Hollywood and the 1960s
Influences
The 1960s – The Civil Rights movement; Anti-Vietnam War movement; disaffected youth disenchanted with the “Establishment”; America seems to be coming apart at the seams in urban rioting and decay.
The generation gap
End of the Hays Code 1966; replaced by the Ratings System that is still with us. Does censorship remain?
The French New Wave – experimental film techniques in mainstream films, e.g., jump cuts; fast cuts; director’s personal vision is expressed through films (auteur); frank treatment of sexuality
Appreciation of film history – Eisenstein, Hitchcock, etc.
1967 – Beginning of a new era in Hollywood movies (Seventies Films)
Arthur Penn, ‘Bonnie and Clyde’ 1967
Post-Hayes Code; market to youth
Warren Beatty, Faye Dunaway, Gene Hackman
Treatment of sexuality: Bonnie in first scene; Clyde….
Music – bluegrass, banjo-pickin’ style
Attitude toward crime, banks, police
The final scene: depiction of violence in mainstream movies. Violence is grisly, explicit. Are the police meting out justice, or are they delivering revenge?
Mike Nichols, ‘The Graduate’ 1967
Directed by Mike Nichols (died 2014); his most successful film.
Film is marketed explicitly to the youth market; in the Vietnam
Era, young people disillusioned with the Establishment.
Dustin Hoffman as confused Ben looking for meaning in life – something “different” – alternative to LA upper middle classes (scuba diving scene)
Ann Bancroft as alcoholic, self-indulgent, lecherous, status-conscious Mrs.
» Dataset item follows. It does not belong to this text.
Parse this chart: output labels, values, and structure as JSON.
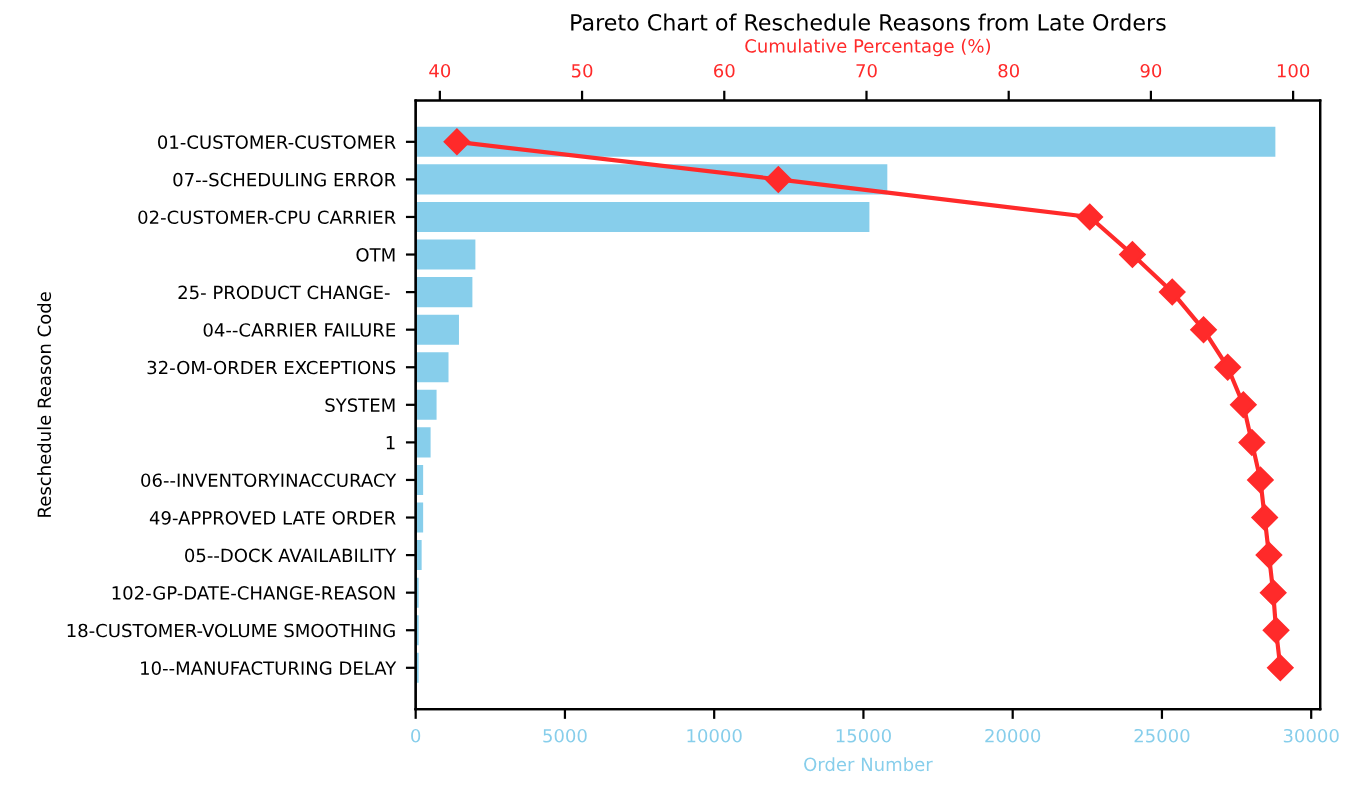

Robinson
Katherine Ross very dull as her daughter; William Daniels very funny as Ben’s father
Anti-bourgeois satire: corruption in LA; upper middle class “plastics”; immorality of Mrs. Robinson; compared to purity and sincerity of youth
Simon and Garfunkel – three songs: “The Sound of Silence”; “Mrs. Robinson” (composed for the film); “Scarborough Fair”
Turns into romantic comedy in second half? Where is the couple headed at the end? Happily ever after? Settle in suburbia or alternative life style? “Open ending” of the 70s film?